What you can do is to set up this data as per-instance data. So you've got 4 float position (x, x + w, y, y + h), 4 byte colour and 4 float texcoords (s-low, s-high, t-low, t-high) per-quad which gives you a total of 36-bytes, cutting the amount of data you need to stream to the GPU by over half.
You need a vertex shader to extract the quad points from that, so set up an array of 4 x vec4 containing this (this is set up for a triangle strip):
vec4 (1, 0, 1, 0), vec4 (0, 1, 1, 0), vec4 (1, 0, 0, 1), vec4 (0, 1, 0, 1)Then each position.x is dot (incoming.xy, array[gl_VertexID].xy), position.y is dot (incoming.zw, array[gl_VertexID].zw), and likewise for texcoords.
The final draw call is glDrawArraysInstanced (GL_TRIANGLE_STRIP, 4, 0, numquads);
In this setup you'd have no per-vertex data so each attrib array has a divisor of 1. It's definitely a tradeoff so you need to be certain that the amount of data you send to the GPU is a bottleneck for you (which it may not actually be), but if it's the solution you need then it can work well enough.
Edited by mhagain, 17 June 2012 - 06:39 AM.

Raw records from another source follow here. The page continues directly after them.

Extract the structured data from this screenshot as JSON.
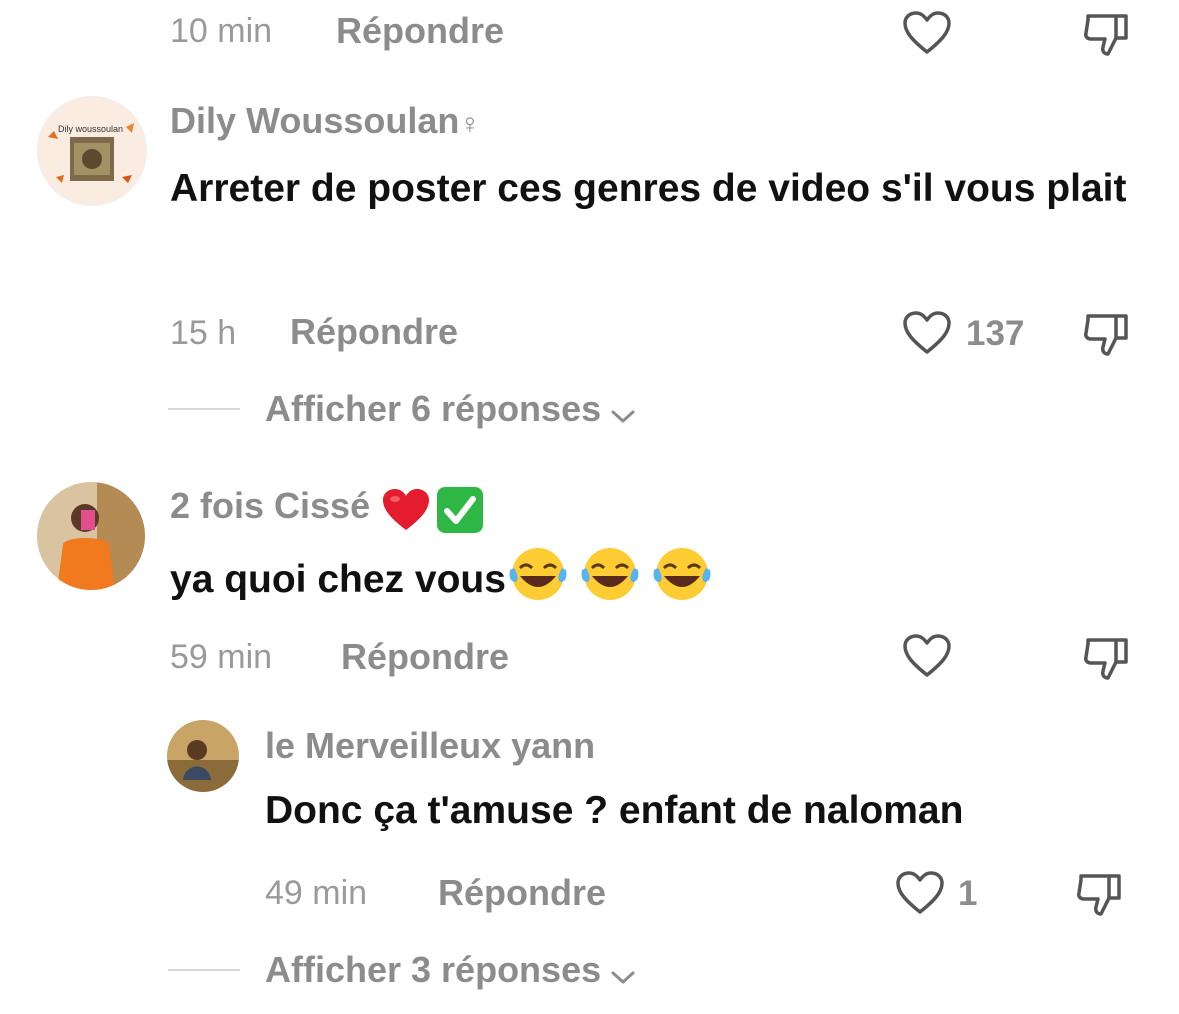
{
  "comments": [
    {
      "time": "10 min",
      "reply_label": "Répondre",
      "likes": ""
    },
    {
      "username": "Dily Woussoulan",
      "username_suffix": "♀",
      "avatar_text": "Dily woussoulan",
      "text": "Arreter de poster ces genres de video s'il vous plait",
      "time": "15 h",
      "reply_label": "Répondre",
      "likes": "137",
      "view_replies": "Afficher 6 réponses"
    },
    {
      "username": "2 fois Cissé",
      "text": "ya quoi chez vous",
      "time": "59 min",
      "reply_label": "Répondre",
      "likes": ""
    },
    {
      "username": "le Merveilleux yann",
      "text": "Donc ça t'amuse ? enfant de naloman",
      "time": "49 min",
      "reply_label": "Répondre",
      "likes": "1",
      "view_replies": "Afficher 3 réponses"
    }
  ],
  "icons": {
    "like": "heart-outline-icon",
    "dislike": "thumbs-down-outline-icon",
    "expand": "chevron-down-icon",
    "user_emoji_1": "red-heart-emoji",
    "user_emoji_2": "green-check-emoji",
    "laugh": "tears-of-joy-emoji"
  },
  "colors": {
    "text": "#111111",
    "secondary": "#8c8c8c",
    "time": "#9a9a9a",
    "divider": "#d8d8d8",
    "icon": "#555555"
  }
}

It appears that the gentleman thought C++ was extremely difficult and he was overjoyed that the machine was absorbing it; he understood that good C++ is difficult but the best C++ is well-nigh unintelligible.
Members - Reputation: 557
Posted 17 June 2012 - 01:30 PM
I think a lot of people think about optimizing the dumbest things. This is negligible at this point. GPU's /CPU's and motherboards are very fast. If you end up making a game that even uses so much power that it dips below 30 or 60 fps (whichever is your goal), then optimize. Until then, just get the game working, you may not need to even optimize once its all done.